CUDA Error: Device-Side Assert Triggered (Fix)

The Error You Are Seeing

Your training run or inference script crashes with:

RuntimeError: CUDA error: device-side assert triggered
CUDA kernel errors might be asynchronously reported at some other API call,
so the stacktrace below might be incorrect.

This is one of the most frustrating CUDA errors because it gives almost no information about what actually went wrong. The assert fired inside a GPU kernel, but by the time Python catches it, the original context is lost. The traceback points to the wrong line, and every subsequent CUDA call also fails until you restart the process.

Why the Stacktrace Is Misleading

CUDA executes kernels asynchronously. When a kernel triggers an assert on the GPU, the CPU has already moved on to later operations. The error surfaces when the next CUDA synchronisation point occurs — which could be lines or even functions away from the actual problem. This is by design in CUDA’s execution model, but it makes debugging on a GPU server genuinely difficult without the right approach.

Getting the Real Error Message

The single most effective debugging step is forcing CUDA to run synchronously. Set this environment variable before running your script:

CUDA_LAUNCH_BLOCKING=1 python your_script.py

With synchronous execution, the error will now point to the exact line that caused the assert. The traceback becomes accurate, and you will usually see a more specific error message such as:

• index out of range in self — an embedding layer received an index greater than its vocabulary size
• invalid argument — a tensor shape or type was wrong for the operation
• misaligned address — memory corruption, often from incorrect custom CUDA kernels

Common Causes and Their Fixes

Cause 1: Index exceeds vocabulary size

This is the most frequent trigger. Your tokenizer produces IDs larger than your model’s embedding table.
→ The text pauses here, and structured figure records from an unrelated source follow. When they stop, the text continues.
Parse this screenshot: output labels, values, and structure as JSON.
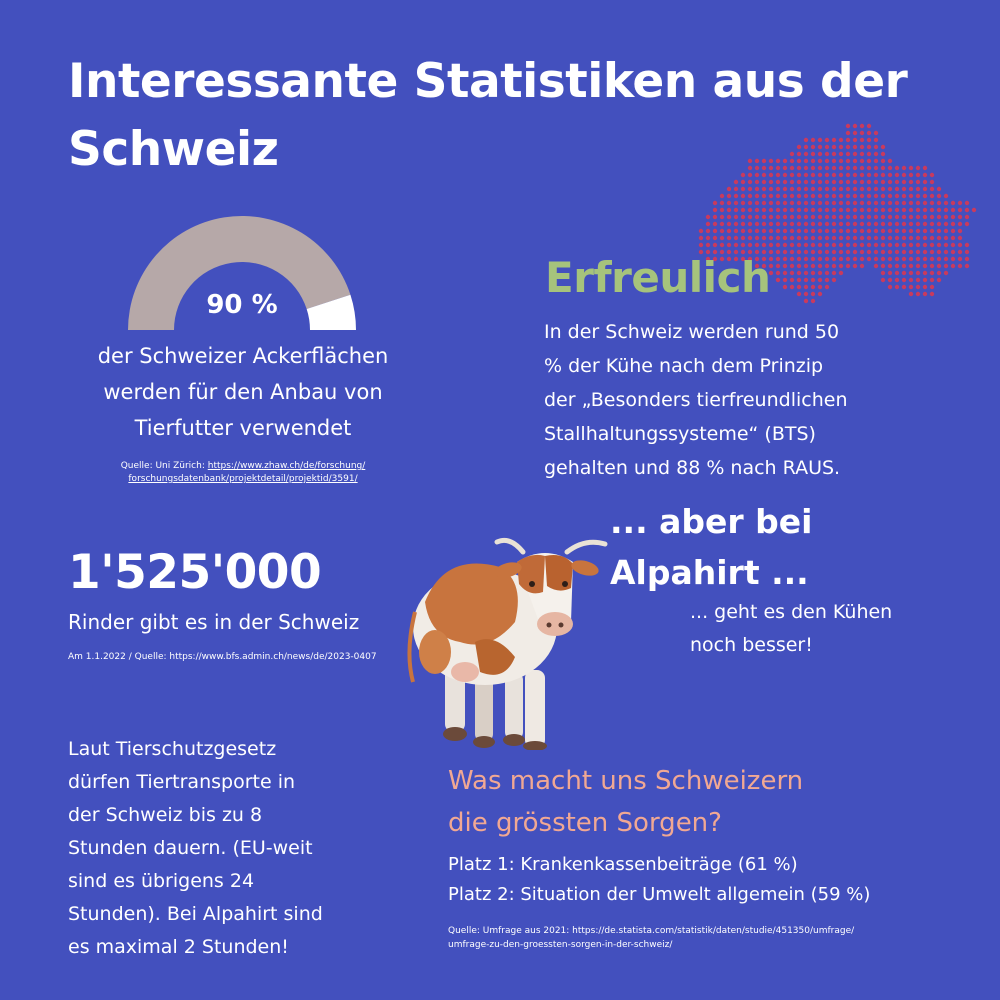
{
  "title": "Interessante Statistiken aus der Schweiz",
  "colors": {
    "background": "#4350be",
    "map_dots": "#c83a5e",
    "gauge_fill": "#b6a8a8",
    "gauge_rest": "#ffffff",
    "erfreulich": "#a6c37c",
    "sorgen": "#f1a893"
  },
  "gauge": {
    "percent_label": "90 %",
    "value": 0.9,
    "text_lines": [
      "der Schweizer Ackerflächen",
      "werden für den Anbau von",
      "Tierfutter verwendet"
    ],
    "source_prefix": "Quelle: Uni Zürich: ",
    "source_link_line1": "https://www.zhaw.ch/de/forschung/",
    "source_link_line2": "forschungsdatenbank/projektdetail/projektid/3591/"
  },
  "erfreulich": {
    "heading": "Erfreulich",
    "lines": [
      "In der Schweiz werden rund 50",
      "% der Kühe nach dem Prinzip",
      "der „Besonders tierfreundlichen",
      "Stallhaltungssysteme“ (BTS)",
      "gehalten und 88 % nach RAUS."
    ]
  },
  "alpahirt": {
    "heading_lines": [
      "... aber bei",
      "Alpahirt ..."
    ],
    "sub_lines": [
      "... geht es den Kühen",
      "noch besser!"
    ]
  },
  "rinder": {
    "number": "1'525'000",
    "label": "Rinder gibt es in der Schweiz",
    "source": "Am 1.1.2022 / Quelle: https://www.bfs.admin.ch/news/de/2023-0407"
  },
  "tierschutz": {
    "lines": [
      "Laut Tierschutzgesetz",
      "dürfen Tiertransporte in",
      "der Schweiz bis zu 8",
      "Stunden dauern. (EU-weit",
      "sind es übrigens 24",
      "Stunden). Bei Alpahirt sind",
      "es maximal 2 Stunden!"
    ]
  },
  "sorgen": {
    "heading_lines": [
      "Was macht uns Schweizern",
      "die grössten Sorgen?"
    ],
    "platz": [
      "Platz 1: Krankenkassenbeiträge (61 %)",
      "Platz 2: Situation der Umwelt allgemein (59 %)"
    ],
    "source_lines": [
      "Quelle: Umfrage aus 2021: https://de.statista.com/statistik/daten/studie/451350/umfrage/",
      "umfrage-zu-den-groessten-sorgen-in-der-schweiz/"
    ]
  }
}
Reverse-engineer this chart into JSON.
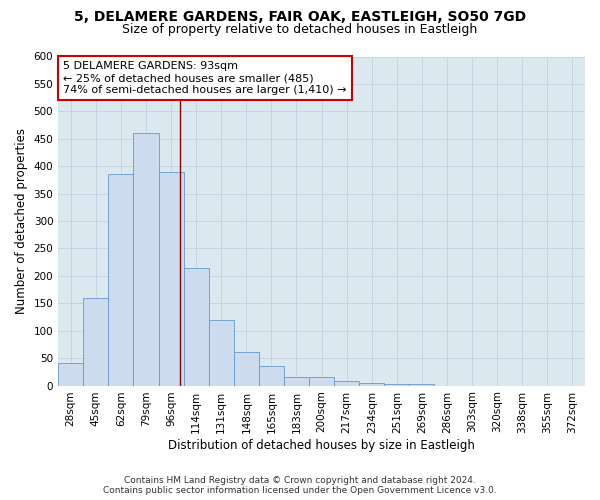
{
  "title_line1": "5, DELAMERE GARDENS, FAIR OAK, EASTLEIGH, SO50 7GD",
  "title_line2": "Size of property relative to detached houses in Eastleigh",
  "xlabel": "Distribution of detached houses by size in Eastleigh",
  "ylabel": "Number of detached properties",
  "categories": [
    "28sqm",
    "45sqm",
    "62sqm",
    "79sqm",
    "96sqm",
    "114sqm",
    "131sqm",
    "148sqm",
    "165sqm",
    "183sqm",
    "200sqm",
    "217sqm",
    "234sqm",
    "251sqm",
    "269sqm",
    "286sqm",
    "303sqm",
    "320sqm",
    "338sqm",
    "355sqm",
    "372sqm"
  ],
  "values": [
    42,
    160,
    385,
    460,
    390,
    215,
    120,
    62,
    35,
    15,
    15,
    8,
    5,
    3,
    2,
    0,
    0,
    0,
    0,
    0,
    0
  ],
  "bar_color": "#ccdcee",
  "bar_edge_color": "#6699cc",
  "grid_color": "#c8d4e0",
  "background_color": "#dce8f0",
  "vline_color": "#880000",
  "vline_x": 4.35,
  "annotation_text": "5 DELAMERE GARDENS: 93sqm\n← 25% of detached houses are smaller (485)\n74% of semi-detached houses are larger (1,410) →",
  "annotation_box_color": "#ffffff",
  "annotation_box_edge": "#cc0000",
  "ylim": [
    0,
    600
  ],
  "yticks": [
    0,
    50,
    100,
    150,
    200,
    250,
    300,
    350,
    400,
    450,
    500,
    550,
    600
  ],
  "footer_line1": "Contains HM Land Registry data © Crown copyright and database right 2024.",
  "footer_line2": "Contains public sector information licensed under the Open Government Licence v3.0.",
  "title_fontsize": 10,
  "subtitle_fontsize": 9,
  "axis_label_fontsize": 8.5,
  "tick_fontsize": 7.5,
  "annotation_fontsize": 8,
  "footer_fontsize": 6.5
}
# Check the max token ID in your data
max_id = input_ids.max().item()
vocab_size = model.config.vocab_size
print(f"Max token ID: {max_id}, Vocab size: {vocab_size}")
assert max_id < vocab_size, f"Token ID {max_id} exceeds vocab {vocab_size}"

Fix: resize the embedding layer or fix the tokenizer. If you are using Hugging Face models on a PyTorch GPU server, ensure the tokenizer and model came from the same checkpoint.
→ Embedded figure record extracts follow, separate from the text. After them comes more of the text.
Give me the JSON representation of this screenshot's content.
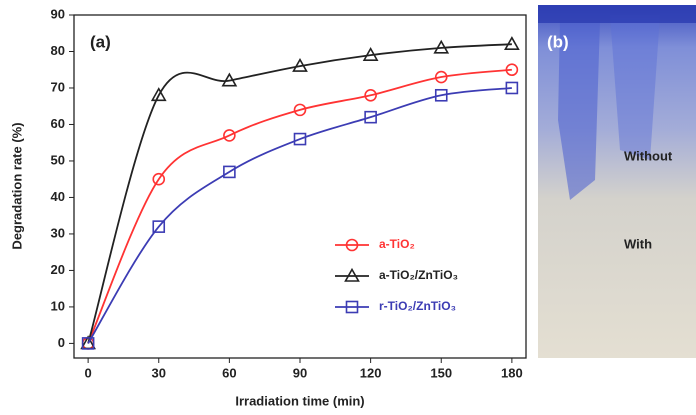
{
  "chart_data": {
    "type": "line",
    "panel_label": "(a)",
    "x_label": "Irradiation time (min)",
    "y_label": "Degradation rate (%)",
    "x": [
      0,
      30,
      60,
      90,
      120,
      150,
      180
    ],
    "series": [
      {
        "name": "a-TiO₂",
        "color": "#ff3333",
        "marker": "circle",
        "values": [
          0,
          45,
          57,
          64,
          68,
          73,
          75
        ]
      },
      {
        "name": "a-TiO₂/ZnTiO₃",
        "color": "#222222",
        "marker": "triangle",
        "values": [
          0,
          68,
          72,
          76,
          79,
          81,
          82
        ]
      },
      {
        "name": "r-TiO₂/ZnTiO₃",
        "color": "#3c3cb4",
        "marker": "square",
        "values": [
          0,
          32,
          47,
          56,
          62,
          68,
          70
        ]
      }
    ],
    "xlim": [
      -6,
      186
    ],
    "xticks": [
      0,
      30,
      60,
      90,
      120,
      150,
      180
    ],
    "ylim": [
      -4,
      90
    ],
    "yticks": [
      0,
      10,
      20,
      30,
      40,
      50,
      60,
      70,
      80,
      90
    ],
    "legend": "lower right"
  },
  "photo": {
    "panel_label": "(b)",
    "labels": [
      "Without",
      "With"
    ]
  }
}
Cause 2: Label values outside expected range

Cross-entropy loss in PyTorch requires labels in the range [0, num_classes) or -100 (the ignore index). A label of -1 or a label equal to num_classes triggers the assert.

# Validate labels before passing to loss
assert labels.min() >= -100, f"Invalid label: {labels.min()}"
assert labels.max() < num_classes, f"Label {labels.max()} >= {num_classes}"
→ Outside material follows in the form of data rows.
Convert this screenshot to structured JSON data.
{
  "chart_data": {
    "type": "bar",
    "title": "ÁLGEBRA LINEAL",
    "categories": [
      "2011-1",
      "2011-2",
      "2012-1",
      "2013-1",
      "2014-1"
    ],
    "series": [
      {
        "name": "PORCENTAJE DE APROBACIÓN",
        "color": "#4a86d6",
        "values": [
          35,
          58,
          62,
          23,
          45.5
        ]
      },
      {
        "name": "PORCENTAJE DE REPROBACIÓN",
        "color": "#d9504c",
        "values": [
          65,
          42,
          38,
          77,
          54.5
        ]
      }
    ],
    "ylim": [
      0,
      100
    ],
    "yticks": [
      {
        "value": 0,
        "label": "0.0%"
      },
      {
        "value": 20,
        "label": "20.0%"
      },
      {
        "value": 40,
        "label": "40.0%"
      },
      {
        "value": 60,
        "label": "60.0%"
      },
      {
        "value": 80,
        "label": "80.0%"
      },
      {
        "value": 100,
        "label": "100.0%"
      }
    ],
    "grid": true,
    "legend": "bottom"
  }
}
Cause 3: NaN propagation into integer casts

When a floating-point NaN is cast to an integer (for example, as an index), the result is undefined and can trigger asserts.

# Check for NaN in your tensors
if torch.isnan(logits).any():
    print("NaN detected in logits — check loss scaling or learning rate")

On dedicated GPU servers running long training jobs, NaN propagation from learning rate spikes is a common culprit.

Recovering After the Assert

Once a device-side assert fires, the CUDA context is corrupted. Every subsequent CUDA call will fail with the same error. You must restart the Python process entirely. There is no way to recover within the same process.

For vLLM or other long-running inference servers, configure automatic restarts with systemd or a process supervisor so that a single bad request does not permanently crash the service. Our vLLM production setup guide covers this.

Preventing Device-Side Asserts in Production

• Always validate input tensors before sending them to the model. Check bounds, shapes, and dtypes.
• Add assertion checks in your data pipeline that run on CPU before the GPU sees the data.
• Use GPU monitoring to detect NaN in loss values early — a sudden NaN usually precedes the assert by a few steps.
• During development, run with CUDA_LAUNCH_BLOCKING=1 to catch problems at their source. Disable it for production since it significantly slows execution.
• When fine-tuning models from third-party sources, verify that the tokenizer vocabulary size matches the model's embedding dimension.

For multi-GPU setups, device-side asserts on one GPU can cascade. If you are running distributed training via Docker or direct multi-process launching, ensure each process has independent error handling.